The Case for Electricity Clusters

Guest columnist: Rumundaka Wonodi 
 
 
 
My primary poser here is that our electricity Distribution Companies’ (DisCos) footprints or franchise areas are rather large, with diverse populations and even more varied economic realities. Under the current customer classification, electricity consumers within a customer class are expected to the pay the same rate for electric service regardless of their financial abilities or willingness to pay more for better service.
If you consider, for instance, a DisCo catchment area as diverse as that of Abuja DisCo, you will agree that consumers in Abuja FCT in general, have different economic power from those in Kogi or Nassarawa State; and even within Abuja FCT, consumers in Maitama, Asokoro, Wuse or Garki have different means from those in Nyanya or DeiDei. You have the same situation in Lagos where consumers in Ikoyi or Victoria Island differ significantly from those in Okokomaiko or Iyana Ipaja. 
On the back of this, I am proposing that DisCos organise their footprints into “clusters” better described as “Electricity Tariff Jurisdictions” or ETJs whereby beyond the requirements of the universal service, they can offer different supply solutions, different services at different tariff levels. This has become relevant with the recent declaration of eligible customers regime by the government.  
The kernel of the ETJ proposal is that universal services remain, and all customers regardless of their financial abilities or location, will not be denied services already provided by the DisCos. However, the creation of tariff Jurisdictions is necessary to first, ensure the provision of better services and second, and more importantly, to systematically drive Discos to procure new power efficiently. 
It is important to state that DisCos should not be allowed to sell power contracted from the Nigerian Bulk Electricity Trading company (NBET) at higher prices and should also not discriminate unless people are not paying their bills. At any rate, a tariff jurisdiction can be created for an industrial; commercial; highbrow residential or lower income neighborhoods depending on their needs. 
Indeed, there are neighborhoods where the majority of the consumers, due to economic considerations, may prefer power just for lighting and ironing and therefore will be open to regimented supply. These are mainly lower income families who tend to live on the fringes of major cities. So, their DisCos could apply for them as an ETJ based on service levels
Currently, the on-grid power that DisCos distribute is from NBET at an average tariff that is significantly cheaper than what most embedded or captive power projects offer DisCos and other captive customers. It will be wrong and unfair for DisCos to channel th is grid power from NBET to a few willing and able consumers at a higher price. It will be equally unacceptable to sell grid power at the current tariff to ETJs given that the tariff calculations have already made provisions for losses assuming a fair spread in distribution. What ETJ proposal says is that increase in reliability and service level should rest on new power procurement from independent power producers (IPPs).

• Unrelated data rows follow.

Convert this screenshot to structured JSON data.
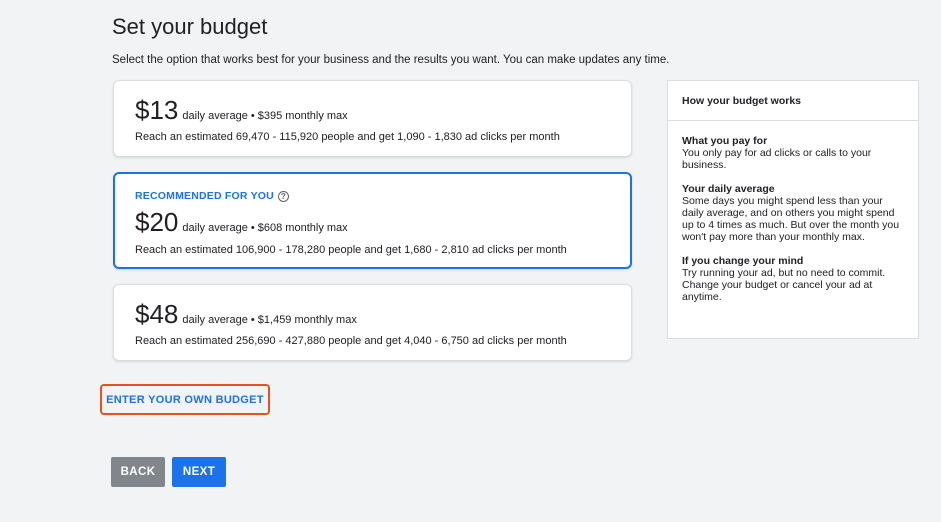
{
  "page": {
    "title": "Set your budget",
    "subtitle": "Select the option that works best for your business and the results you want. You can make updates any time."
  },
  "options": [
    {
      "price": "$13",
      "detail": "daily average • $395 monthly max",
      "reach": "Reach an estimated 69,470 - 115,920 people and get 1,090 - 1,830 ad clicks per month",
      "recommended": ""
    },
    {
      "price": "$20",
      "detail": "daily average • $608 monthly max",
      "reach": "Reach an estimated 106,900 - 178,280 people and get 1,680 - 2,810 ad clicks per month",
      "recommended": "RECOMMENDED FOR YOU",
      "help_icon": "?"
    },
    {
      "price": "$48",
      "detail": "daily average • $1,459 monthly max",
      "reach": "Reach an estimated 256,690 - 427,880 people and get 4,040 - 6,750 ad clicks per month",
      "recommended": ""
    }
  ],
  "own_budget_label": "ENTER YOUR OWN BUDGET",
  "buttons": {
    "back": "BACK",
    "next": "NEXT"
  },
  "info": {
    "header": "How your budget works",
    "sections": [
      {
        "title": "What you pay for",
        "text": "You only pay for ad clicks or calls to your business."
      },
      {
        "title": "Your daily average",
        "text": "Some days you might spend less than your daily average, and on others you might spend up to 4 times as much. But over the month you won't pay more than your monthly max."
      },
      {
        "title": "If you change your mind",
        "text": "Try running your ad, but no need to commit. Change your budget or cancel your ad at anytime."
      }
    ]
  },
  "colors": {
    "accent": "#1a73e8",
    "highlight_border": "#e8511f",
    "back_button": "#80868b",
    "page_background": "#f1f3f4"
  }
}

One pathway to incremental progress on 24 hour supply can be found within homogeneous income clusters, where consumers are willing and able to pay a premium for 24 hour electricity supply, if the price is more competitive than what they currently pay running their generators for a similar service. DisCos have what it takes to solicit for new power from power plants, and they can leverage their economies of scale to negotiate for cheaper power. With competitive pricing, a DisCo can then offer consumers within a cluster, improved power supply solutions that represent a clear pathway to 24/7 reliable power over a specified period. If the consumers accept the proposal, the DisCo then goes ahead to file a special tariff with the Regulator – Nigerian Electricity Regulatory Commission (NERC). The cluster is thus marked as an Electricity Tariff Jurisdiction.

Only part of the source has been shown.